Las obras de la serie Vidas paralelas, quizás más que las de ninguna otra, muestran cuán distante
está la lógica de Macchi de los modelos hegeliano o platónico, según los cuales, cuanto más puro
es el objeto, más cerca está del arquetipo abstracto. En el caso de Macchi, cuanto más simple y
limpio es el objeto, más referencias contiene y más personales y sentimentales son esas
relaciones. La estrategia del mirar oblicuo y concentrado podría incluirse en la lista de medios de la
obra de Macchi; de la misma manera, el sentido del humor refinado y oscuro. La caja de fósforos y
el vidrio roto resultan casi tontos en su falta de pretensión y elaboración, pero, al mismo tiempo,
lejos están de parecerse a las obras intencionadamente torpes o adolescentes de muchos de los
contemporáneos de Macchi en la escena internacional del arte. El carácter esencialmente adulto
de su obra, el aire resignado y nostálgico, son aún más notables por el hecho de que provienen de
un artista que estaba al comienzo de la treintena cuando produjo algunas de sus sus obras más
delicadas y significativas.
3. Música incidental
Cuando Macchi dejó Buenos Aires en 1996 en busca de nuevos horizontes, su primera escala fue
Duende Initiative, en Rotterdam. Ése sería el inicio de un viaje de varios años por distintos
programas de residencia artística en Europa. Semejante paso puede leerse, a la vez, como un
esfuerzo por ir más allá de las limitaciones de la escena porteña y una manera de aguijonear el
deseo de probarse a sí mismo en un nuevo contexto. El sentido de desplazamiento, vulnerabilidad
y malentendido creativo que surge siempre que uno se asienta en un nuevo lugar terminaría siendo
el factor central de su obra en los años siguientes.

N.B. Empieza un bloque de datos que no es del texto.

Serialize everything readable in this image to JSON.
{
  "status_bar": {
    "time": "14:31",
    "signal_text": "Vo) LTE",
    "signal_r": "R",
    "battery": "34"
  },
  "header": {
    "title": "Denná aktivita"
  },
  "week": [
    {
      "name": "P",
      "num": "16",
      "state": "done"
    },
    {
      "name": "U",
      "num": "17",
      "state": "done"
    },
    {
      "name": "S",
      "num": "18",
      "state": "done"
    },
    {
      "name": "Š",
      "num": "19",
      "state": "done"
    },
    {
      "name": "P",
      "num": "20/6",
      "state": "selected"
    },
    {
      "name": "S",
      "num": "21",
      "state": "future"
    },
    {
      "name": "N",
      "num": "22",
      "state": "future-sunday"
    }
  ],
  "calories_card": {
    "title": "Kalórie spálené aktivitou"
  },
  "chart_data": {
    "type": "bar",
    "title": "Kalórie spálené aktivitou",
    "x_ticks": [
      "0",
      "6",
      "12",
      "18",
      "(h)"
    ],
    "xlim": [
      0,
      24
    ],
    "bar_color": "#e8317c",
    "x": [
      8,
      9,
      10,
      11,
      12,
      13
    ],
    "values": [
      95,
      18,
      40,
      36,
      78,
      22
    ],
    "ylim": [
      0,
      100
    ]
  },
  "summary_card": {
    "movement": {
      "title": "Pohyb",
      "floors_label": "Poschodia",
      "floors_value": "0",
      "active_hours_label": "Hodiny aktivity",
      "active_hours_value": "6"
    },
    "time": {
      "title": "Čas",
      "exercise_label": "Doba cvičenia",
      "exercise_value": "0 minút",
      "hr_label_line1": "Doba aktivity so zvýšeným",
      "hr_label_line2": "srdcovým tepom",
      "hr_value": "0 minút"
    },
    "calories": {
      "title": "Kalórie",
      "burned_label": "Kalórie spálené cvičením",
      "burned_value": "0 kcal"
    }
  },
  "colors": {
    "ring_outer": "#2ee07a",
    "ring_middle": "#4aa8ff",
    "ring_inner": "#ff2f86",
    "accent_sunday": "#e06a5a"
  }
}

Una de las primeras obras producidas en esa residencia, Accident in Rotterdam, fue un avance
decisivo hacia una práctica más conceptual y un alejamiento de las obras más esculturales u
objetuales producidas en Buenos Aires. En Accident in Rotterdam, dos autitos de juguete chocan
en la intersección producida en el piso del estudio por la sombra de una ventana. Una vez más, las
referencias abarcan desde la literatura (Edgar Allan Poe), hasta la sensación de ansiedad que se
tiene al cabo de una separación, tamizadas por un sobrecogedor sentido de desgracia, dado que el
accidente y la suerte se encuentran una vez más en un lugar improbable. Esta obra, quizás, más
que ninguna otra, sugiere la existencia de un mundo paralelo al nuestro, y que si lo buscamos lo
suficiente lo vamos a encontrar. Aquí hay un pasaje del Macchi productor de objetos ansiosos al
Macchi vidente de un mundo misterioso que se encuentra justo debajo de la superficie de la
banalidad. Esta habilidad para encontrar lo significativo en las cosas cotidianas tiene muy poco que
ver con un lenguaje formal y todo que ver con un refinamiento de la sensibilidad y con un ojo capaz
de detectar lo extraordinario en lo trillado.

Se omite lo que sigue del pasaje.